Search for “free image editor” in your favorite search engine and you will find a bundle of links: Picnik, FotoFlexer, Aviary (tip o’ the cap to @ssandys), and Sumopaint among them. Several of these are full-featured, robust image editors with the ability to crop, resize, layer, and mask images in much the way as traditional tools such as Photoshop, Fireworks, or free tools such as the GIMP or Paint.NET. With these competitors nipping at their heels, how can the leaders like Adobe compete?
I see three primary ways that traditional vendors can compete with the cloud upstarts. First, if you can’t beat ’em, join em by creating your own online version. Second, build better features or some other competitive advantage and market to the power users who will pay for this better product. Third, Ignore ’em. You’ve got the power, so why bother?
I think we’ve seen the results of option three over time. IBM didn’t pay enough attention to Microsoft. Microsoft didn’t pay enough attention to Google. Is Google paying enough attention to Apple? Lest my friends brand me an Apple fanboy, the point here is that standing pat is not a good option when the alternative, almost-better option is free.
So that leaves option 1 and option 2. Adobe has launched an online version of the flagship Photoshop tool in direct response to some of these online newcomers. For the casual user, this is probably no more than simple competitive marketing. Use Photoshop.com or Sumopaint? The average user might flip a coin. The user who has some experience with Adobe might pick the incumbent, especially when given the option of transforming their free files into freemium files stored online or loaded locally to use in the version of Photoshop they already have on their work or home computers.
Option 2 — building a competitive advantage through a better product — might involve some combination of local and cloud computing over time. I believe that Adobe’s best market for non-print designers and other folks who don’t need very very large files is the large contingent of us who occasionally need tools like Photoshop but aren’t likely to spend $700 for a full license. I realize there is Photoshop Elements, but I’d rather spend some amount of subscription money for an Adobe partnership with a stock photo house so that I can have my basic photoshop program and access to the images that I’d like to manipulate and build.
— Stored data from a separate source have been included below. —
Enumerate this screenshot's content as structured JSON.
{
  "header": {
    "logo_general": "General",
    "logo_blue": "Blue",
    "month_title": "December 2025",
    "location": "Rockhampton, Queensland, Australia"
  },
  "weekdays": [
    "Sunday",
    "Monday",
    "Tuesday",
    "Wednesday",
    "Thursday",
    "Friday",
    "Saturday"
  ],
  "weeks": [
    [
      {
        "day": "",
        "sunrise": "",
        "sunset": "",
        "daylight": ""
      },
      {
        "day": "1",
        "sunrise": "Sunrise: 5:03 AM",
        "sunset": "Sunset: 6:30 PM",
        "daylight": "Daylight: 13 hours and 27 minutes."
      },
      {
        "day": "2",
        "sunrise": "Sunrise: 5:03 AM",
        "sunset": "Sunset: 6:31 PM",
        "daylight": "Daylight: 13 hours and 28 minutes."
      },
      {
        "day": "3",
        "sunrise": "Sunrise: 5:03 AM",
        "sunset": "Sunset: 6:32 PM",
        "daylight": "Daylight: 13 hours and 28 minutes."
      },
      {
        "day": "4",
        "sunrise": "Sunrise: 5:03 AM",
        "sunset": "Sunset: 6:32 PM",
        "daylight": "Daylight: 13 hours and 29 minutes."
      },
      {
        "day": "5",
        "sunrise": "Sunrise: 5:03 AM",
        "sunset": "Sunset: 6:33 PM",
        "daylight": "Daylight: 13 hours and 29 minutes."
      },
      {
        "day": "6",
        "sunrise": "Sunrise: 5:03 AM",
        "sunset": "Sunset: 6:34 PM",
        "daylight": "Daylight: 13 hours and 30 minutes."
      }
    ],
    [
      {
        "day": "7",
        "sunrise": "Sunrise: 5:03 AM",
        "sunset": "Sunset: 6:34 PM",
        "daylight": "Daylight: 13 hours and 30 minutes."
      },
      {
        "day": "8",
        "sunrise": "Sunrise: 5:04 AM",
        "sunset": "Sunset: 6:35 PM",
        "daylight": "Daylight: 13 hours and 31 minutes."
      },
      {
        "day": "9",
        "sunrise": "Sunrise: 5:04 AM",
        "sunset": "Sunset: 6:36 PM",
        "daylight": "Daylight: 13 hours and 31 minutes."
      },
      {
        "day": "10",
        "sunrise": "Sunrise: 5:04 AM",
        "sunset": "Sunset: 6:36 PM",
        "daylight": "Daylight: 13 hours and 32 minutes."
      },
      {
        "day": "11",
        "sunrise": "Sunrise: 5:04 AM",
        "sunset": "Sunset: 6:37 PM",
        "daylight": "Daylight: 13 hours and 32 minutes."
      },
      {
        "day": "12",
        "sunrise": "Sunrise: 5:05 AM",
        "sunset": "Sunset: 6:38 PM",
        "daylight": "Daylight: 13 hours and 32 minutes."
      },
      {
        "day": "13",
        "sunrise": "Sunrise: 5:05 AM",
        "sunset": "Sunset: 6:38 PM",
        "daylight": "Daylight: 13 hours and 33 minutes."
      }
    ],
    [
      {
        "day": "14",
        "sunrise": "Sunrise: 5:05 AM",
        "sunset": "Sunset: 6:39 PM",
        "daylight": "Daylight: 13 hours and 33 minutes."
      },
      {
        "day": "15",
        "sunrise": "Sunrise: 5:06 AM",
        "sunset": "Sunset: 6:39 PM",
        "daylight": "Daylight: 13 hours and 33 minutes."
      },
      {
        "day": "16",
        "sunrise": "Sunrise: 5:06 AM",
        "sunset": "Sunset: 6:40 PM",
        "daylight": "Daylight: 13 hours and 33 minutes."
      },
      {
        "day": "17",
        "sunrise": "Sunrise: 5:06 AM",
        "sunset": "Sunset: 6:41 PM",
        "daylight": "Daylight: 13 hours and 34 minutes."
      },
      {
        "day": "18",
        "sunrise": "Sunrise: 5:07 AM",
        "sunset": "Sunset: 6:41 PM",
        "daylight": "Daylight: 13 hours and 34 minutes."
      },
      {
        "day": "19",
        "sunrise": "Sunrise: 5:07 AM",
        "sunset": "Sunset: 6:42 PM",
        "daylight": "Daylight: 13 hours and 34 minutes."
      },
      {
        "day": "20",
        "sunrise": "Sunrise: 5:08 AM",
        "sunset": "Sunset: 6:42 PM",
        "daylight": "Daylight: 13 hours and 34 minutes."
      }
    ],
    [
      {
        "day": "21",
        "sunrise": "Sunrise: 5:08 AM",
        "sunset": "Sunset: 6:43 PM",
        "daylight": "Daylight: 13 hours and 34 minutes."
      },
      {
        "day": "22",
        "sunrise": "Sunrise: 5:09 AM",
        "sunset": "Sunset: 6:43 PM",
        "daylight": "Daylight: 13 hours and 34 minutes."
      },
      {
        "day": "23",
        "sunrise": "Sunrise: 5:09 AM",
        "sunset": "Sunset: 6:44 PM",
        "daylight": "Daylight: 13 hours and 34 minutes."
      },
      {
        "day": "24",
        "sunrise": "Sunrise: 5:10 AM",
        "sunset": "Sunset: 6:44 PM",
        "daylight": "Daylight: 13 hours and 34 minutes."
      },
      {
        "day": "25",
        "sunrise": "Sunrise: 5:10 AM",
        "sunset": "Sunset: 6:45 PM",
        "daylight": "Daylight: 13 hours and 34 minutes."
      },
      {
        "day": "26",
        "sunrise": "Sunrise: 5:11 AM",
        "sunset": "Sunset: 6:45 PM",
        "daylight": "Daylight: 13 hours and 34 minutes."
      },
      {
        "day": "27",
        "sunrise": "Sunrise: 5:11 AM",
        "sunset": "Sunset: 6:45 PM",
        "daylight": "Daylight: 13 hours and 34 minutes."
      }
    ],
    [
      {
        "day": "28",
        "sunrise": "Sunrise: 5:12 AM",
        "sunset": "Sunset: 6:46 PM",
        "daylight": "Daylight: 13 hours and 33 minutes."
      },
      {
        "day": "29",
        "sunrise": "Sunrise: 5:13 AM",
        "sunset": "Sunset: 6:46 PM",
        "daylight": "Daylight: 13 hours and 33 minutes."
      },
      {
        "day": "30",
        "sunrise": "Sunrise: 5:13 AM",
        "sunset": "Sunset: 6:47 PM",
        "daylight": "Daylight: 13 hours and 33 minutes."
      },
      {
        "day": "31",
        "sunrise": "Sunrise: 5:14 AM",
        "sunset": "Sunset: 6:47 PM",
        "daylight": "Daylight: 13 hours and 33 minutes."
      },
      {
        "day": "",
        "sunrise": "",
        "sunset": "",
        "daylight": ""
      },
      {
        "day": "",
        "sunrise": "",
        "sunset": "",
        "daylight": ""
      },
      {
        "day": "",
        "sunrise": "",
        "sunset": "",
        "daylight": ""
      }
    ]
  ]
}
If you’re a traditional vendor seeking to extend your brand online or a disruptive newcomer trying to attack the incumbent brand, the message is clear: find the 20% of the activities your users love that occupy 80% of their needs. Build your application so that those core things can be done online, and build either a subscription-based product to capture the rest of the base or an installed application that stores at least some of its information online. Add some value through bundling your services with an adjacent service (yes, I’m aware that the Adobe stock photo service didn’t go so well, but I think it’s worth another look) and make at least some of the features and files available to users where they are. If you are building online image editing, build an auto-preview that can be accessed from a mobile browser. You get the idea. Now start finding those ways to build great apps online.
Greg:
Some very quick observations “from the field:”
When I suggest to internal staff, contractors, and related personnel that they should at least consider the GIMP– resistance or “pushback” is considerable. Compatibility with previous work is one serious issue– but another is that design people are generally not IT people. They do not want the burden of customization and setting up their own tools and actions; they want the set platform that Photoshop (etc) has provided over the years.
One solution for the GIMP and other providers, would be to provide a lower-cost, “with support,” “edition” that mimics the Adobe functions– presuming no one is doing this (well).
My primary objection to Adobe products as a manager, executive and admin– is not their base cost, but their support cost, which is *at least* several times the licensing fees. From CS3 onwards, at least, the overhead of maintaining the installation of the platform is high– and prompts me to see other solutions.
“Cloud”– the ability to find any file or object, from any device, easily, if the device will handle it, without having to manage file transfers, syncs, etc– is an admirable, necessarily, ultimate goal– if a little too abstract and over the horizon and filled with marketing hype, today. IMHO, people on the ground don’t need an abstract idea– they need to understand the concept of data sharing and transparent access, and the variety of tools available to them to acheive that, and the specific, concrete paths–
Without reviewing the tools above– my immediate doubt would be that they are all loosing by competing for a ‘factional’ piece of a small pie, and distracting from “critical path” business goals. Maybe for the uber-geek in the corner office; but do I want my line personnel investing the time to learn these tools? What’s the benefit?
I hope you will realize I present the above a bit sarcastically– but it’s a common line of thought, and deserves answers.